The other persons who participate in the Symposium include Phaedrus, lover of the rhetorician Lysias; Arstophanes, lover of Dositheus; and Pausanius, an uninhibited homosexual whose praise of "spiritual friendship" is a tongue-in-cheek rhapsody on his impassioned love for Arilus. Pausanius has the most common-sense philosophy: "such practices are honorable to him who follows them honorably, dishonorable to him who follows them dishonorably." The only significant person absent from this gay gathering is Phaedo, the young hustler whom Socrates rescued from a boy-brothel and took him home and "redeemed" him. Socrates' last act before drinking the poison hemlock under order of the state was to caress this youth's long beautiful hair.

For Socrates' typical reaction to handsome young men, we need only cite this passage from the Charmides: "I was just going to ask a question of Charmides, when at that moment all the people in the palaestra crowded about us, and, O rare!, I caught a sight of the inwards of his garment, and took the flame. Then I could no longer contain myself, for I felt that I had been overcome by a sort of wild-beast appetite." Socrates was often called "Alcibiadis Paedogogus", with an intended pun upon "pedagogue" and "pederast". He was known to have loved Critias, Cebes, and Lysis as well as Agathon, Alcibiades, Charmides, and Phaedo.

A symposium

An even more ralistic account of Socrates' personality can be found in the other Symposium written by Xenophon, in which Socrates is jokingly described as a pimp and a bantering coquette who engages in beauty contests and kissing contests with boys. At the end of this drinking party, the members watch a short ballet portraying Dionysus pursuing the nymph Ariadne, and the party ends with the parallel of Socrates pursuing the beautiful youth Aytolycus to his home while the others retire home to their wives.

Although Plato once had a concubine named Archeanassa, he is also known to have been the lover of at least three young men, as evidenced in three extant fragments of his love-poetry: Dion, "who filled my heart with the madness of love"; Aster, whose name means "star," described in two epigrams about how Plato envies the sky which gazes upon his favorite "star" with many starry eyes; and none other than the very same Agathon of the Symposium: "When I kissed you, Agathon, I felt your soul on my lips: as if it would penetrate into my heart with quivering longing."

Almost all scholars have regularly ignored the Phaedrus, in which Socrates explicitly justifies the validity of physical homosexual love.

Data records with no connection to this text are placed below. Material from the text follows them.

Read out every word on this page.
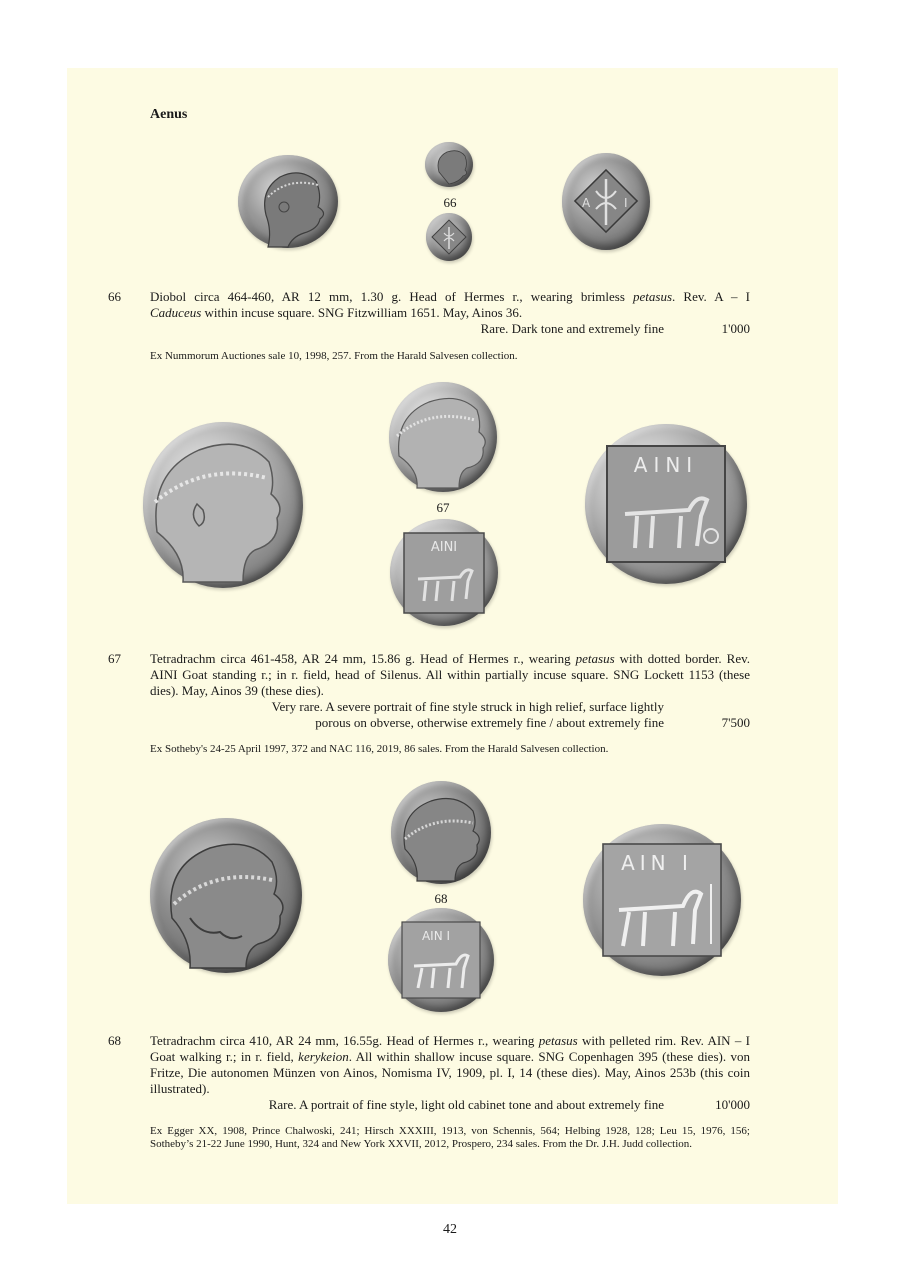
Aenus
66	A	I
66 Diobol circa 464-460, AR 12 mm, 1.30 g. Head of Hermes r., wearing brimless petasus. Rev. A – I
Caduceus within incuse square. SNG Fitzwilliam 1651. May, Ainos 36.
Rare. Dark tone and extremely fine	1'000
Ex Nummorum Auctiones sale 10, 1998, 257. From the Harald Salvesen collection.
67
AINI
AINI
67 Tetradrachm circa 461-458, AR 24 mm, 15.86 g. Head of Hermes r., wearing petasus with dotted border. Rev. AINI Goat standing r.; in r. field, head of Silenus. All within partially incuse square. SNG Lockett 1153 (these dies). May, Ainos 39 (these dies).
Very rare. A severe portrait of fine style struck in high relief, surface lightly
porous on obverse, otherwise extremely fine / about extremely fine	7'500
Ex Sotheby's 24-25 April 1997, 372 and NAC 116, 2019, 86 sales. From the Harald Salvesen collection.
68
AIN I
AIN I
68 Tetradrachm circa 410, AR 24 mm, 16.55g. Head of Hermes r., wearing petasus with pelleted rim. Rev. AIN – I Goat walking r.; in r. field, kerykeion. All within shallow incuse square. SNG Copenhagen 395 (these dies). von Fritze, Die autonomen Münzen von Ainos, Nomisma IV, 1909, pl. I, 14 (these dies). May, Ainos 253b (this coin illustrated).
Rare. A portrait of fine style, light old cabinet tone and about extremely fine	10'000
Ex Egger XX, 1908, Prince Chalwoski, 241; Hirsch XXXIII, 1913, von Schennis, 564; Helbing 1928, 128; Leu 15, 1976, 156; Sotheby’s 21-22 June 1990, Hunt, 324 and New York XXVII, 2012, Prospero, 234 sales. From the Dr. J.H. Judd collection.
42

This is a passage from his famous myth of the charioteer, which Mary Renault would later use for her novel by that name: "When the lover and his beloved are lying side by side, the lover's unbridled horse [that is, the white horse of rational intellect] has much to say to its driver, and claims as the recompense of many labours a short enjoyment; but the vicious horse [that is, the black horse of irrational emotions] of the other has nothing to say, but burning and restless clasps the lover and kisses him as he would kiss a dear friend, and when they are folded in each other's embrace, is just of such a temper as not for his part to refuse indulging the lover in any pleasure he might request to enjoy." The two horses of reason and desire struggle with each other, and if reason wins out, the charioteer can live a full life while still remaining chaste. but, and this is the important point, some charioteers temporarily "lose their wings" by indulging in physical homosexual love, "and once consummated will for the future indulge in it. And in the end, without their wings it is truie, but not without having started feathers, they carry off no paltry prize for their impassioned madness, but walking hand in hand they shall love a bright and blessed life, and when they recover their wings, recover them together for their love's sake."